The Effects of Sa-Am Acupuncture Treatment on Respiratory Physiology Parameters in Amyotrophic Lateral Sclerosis Patients: A Pilot Study

1Department of Acupuncture & Moxibustion, Wonkwang University Korean Medical Hospital, 543-8 Juwol Dong, Nam-gu, Gwangju 503-310, Republic of Korea
2ALS Center of Wonkwang University Korean Medical Hospital, 543-8 Juwol Dong, Nam-gu, Gwangju 503-310, Republic of Korea

Received 26 February 2013; Revised 25 July 2013; Accepted 25 July 2013

Academic Editor: Lixing Lao

Copyright © 2013 Sangmi Lee and Sungchul Kim.
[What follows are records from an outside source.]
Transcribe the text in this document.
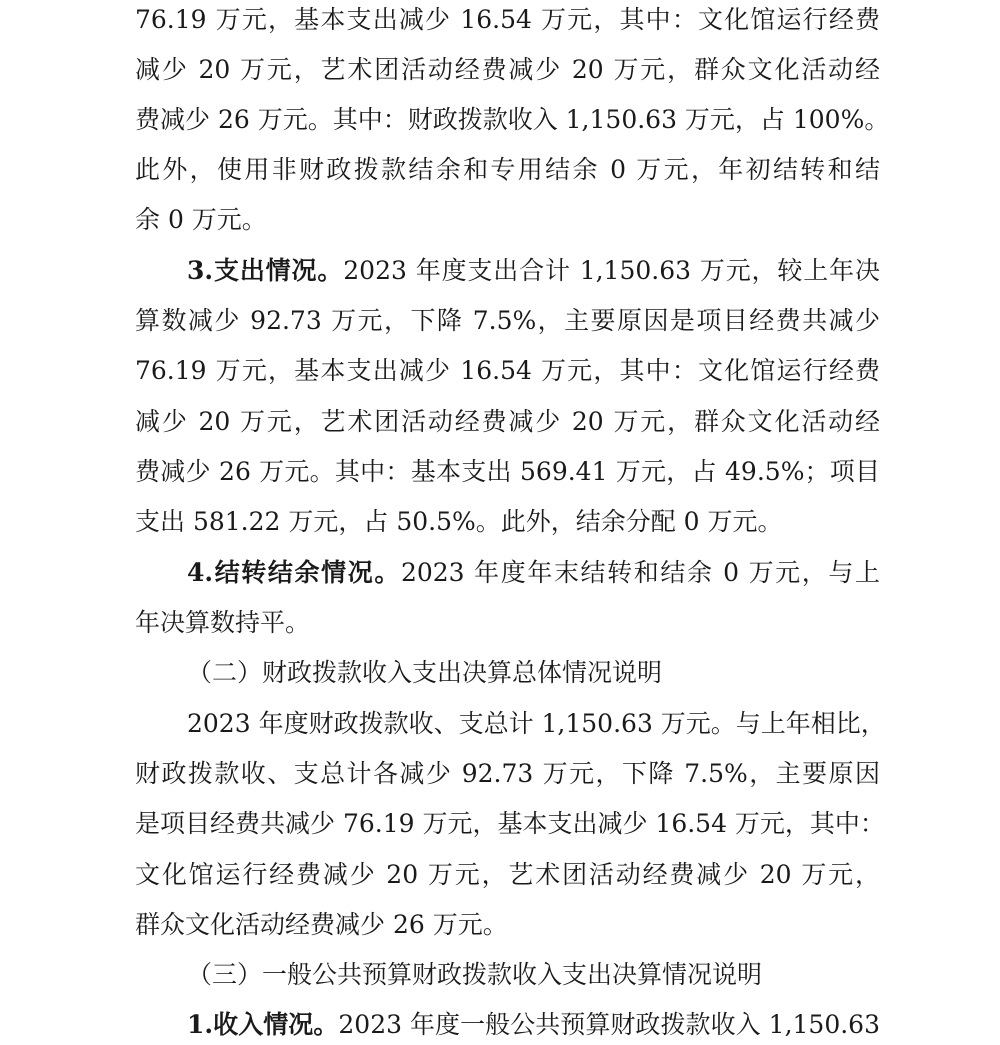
76.19 万元，基本支出减少 16.54 万元，其中：文化馆运行经费
减少 20 万元，艺术团活动经费减少 20 万元，群众文化活动经
费减少 26 万元。其中：财政拨款收入 1,150.63 万元，占 100%。
此外，使用非财政拨款结余和专用结余 0 万元，年初结转和结
余 0 万元。
3.支出情况。2023 年度支出合计 1,150.63 万元，较上年决
算数减少 92.73 万元，下降 7.5%，主要原因是项目经费共减少
76.19 万元，基本支出减少 16.54 万元，其中：文化馆运行经费
减少 20 万元，艺术团活动经费减少 20 万元，群众文化活动经
费减少 26 万元。其中：基本支出 569.41 万元，占 49.5%；项目
支出 581.22 万元，占 50.5%。此外，结余分配 0 万元。
4.结转结余情况。2023 年度年末结转和结余 0 万元，与上
年决算数持平。
（二）财政拨款收入支出决算总体情况说明
2023 年度财政拨款收、支总计 1,150.63 万元。与上年相比，
财政拨款收、支总计各减少 92.73 万元，下降 7.5%，主要原因
是项目经费共减少 76.19 万元，基本支出减少 16.54 万元，其中：
文化馆运行经费减少 20 万元，艺术团活动经费减少 20 万元，
群众文化活动经费减少 26 万元。
（三）一般公共预算财政拨款收入支出决算情况说明
1.收入情况。2023 年度一般公共预算财政拨款收入 1,150.63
This is an open access article distributed under the Creative Commons Attribution License, which permits unrestricted use, distribution, and reproduction in any medium, provided the original work is properly cited.


Respiratory dysfunction and complications are the most common causes of death in amyotrophic lateral sclerosis. This is a pilot study to observe the changes in respiratory physiology parameters after Sa-am acupuncture treatment. Eighteen ALS patients received Sa-am acupuncture treatment twice a day for 5 days. The EtCO2, SpO2, RR, and pulse rate were measured for 15 min before and during treatment, using capnography and oximetry. Correlation of K-ALSFRS-R scores against measured parameters showed that patients who had high K-ALSFRS-R scores had greater changes in pulse rate after acupuncture stimulation; they also showed a decrease in EtCO2, RR, and pulse rate and an increase in SpO2. A comparison of the mean values of these different parameters before and after Sa-am acupuncture stimulation revealed statistically significant differences ( ) in SpO2 and pulse rate, but none in EtCO2 and RR. Sa-am acupuncture treatment on ALS patients seems to be more effective in the early stages of the disease. In light of increased SpO2 values, Sa-am acupuncture appears to have a greater effect on inspiration rather than on expiration. As a pilot study of acupuncture on ALS patients, this study could be used as a basis for future research.